If "Earth Abides" represents the meditative, philosophical take on the post-apocalypse, the other two early titans of this genre - “Alas, Babylon,” by Pat Frank and “A Canticle of Leibowitz” by Walter M. Miller, take a look at one of the big enduring mainstays of the end of the world, a thermonuclear exchange. I read Canticle a while ago but finally tore through Frank’s book this summer. In total, I preferred “Earth Abides,” but “Alas, Babylon” has a lot to recommend it as well. For one thing I would point out the rigorous adherence to verisimilitude in Frank’s book. Small details of the nuclear war and its aftermath ring true, and lead to a somber but ultimately optimistic vision of the world after such a disaster.
Nuclear war, as a survivable event, doesn’t seem to crop up as much nowadays - which is probably a consequence of a clearer understanding of the horror of such a war and the receding threat of the old Soviet Union. That said, it remains a favorite of movies (Mad Max being an obvious example) and television shows (the justly praised ‘Jericho’). Trendier catastrophes like superflus and environmental collapse reign currently.

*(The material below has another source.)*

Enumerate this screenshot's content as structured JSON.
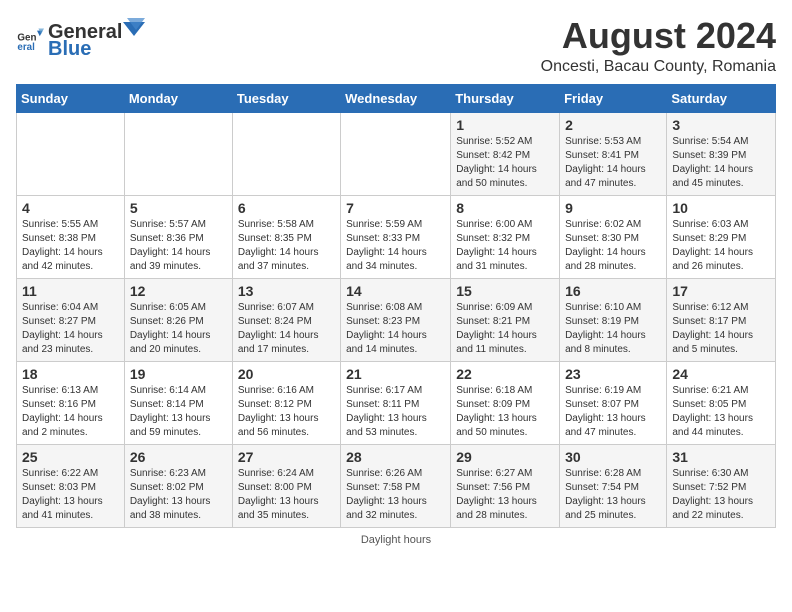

Once you get away from the “Day After Tomorrow” style hyper-disasters, the lingering effects of the total disintegration of the biosphere have produced some of the most compelling science fiction in recent years. Books as diverse as “The Drowning World” by J.G. Ballard, “The Road,” by Cormac McCarthy, and “The Fifteen Lives of Harry August,” have all taken up this theme. This is also the subtext of this year’s “The Water Knife,” by Paolo Bacigalupi, where the western United States slowly dries up as the world grows warmer and warmer. The Water Knife is also notable because of the literate and sophisticated way Bacigalupi handles the question of the post-apocalypse. In The Water Knife, the almost pornographic fascination people have for dying cities and desperate refugees (#collapse) contributes to the spreading disaster. Of all of the versions of the end of the world, this was probably the one that felt the most up-to-date to me, certain features of the story - the ongoing draught in California, economic instability, and spreading wildfires - brought to their all-too-plausible conclusion.
Finally, I’d conclude with Neal Stephenson’s “Seveneves" which convincingly wipes out every living human being except for a handful of women and then fast-forwards a few millennia to the civilization created by the genetically manipulated offspring of these “Seven Eves." I found myself admiring this book more than actually enjoying it. The bleak picture of the end of the world (caused by the inexplicable explosion of the moon) is heavy on interesting speculation and light on characters you’d actually want to survive the end of the world. On the other hand, this is a novel that is utterly unafraid to consider colossal ideas, one of the biggest being what if all human civilization could be rebooted from the ground up.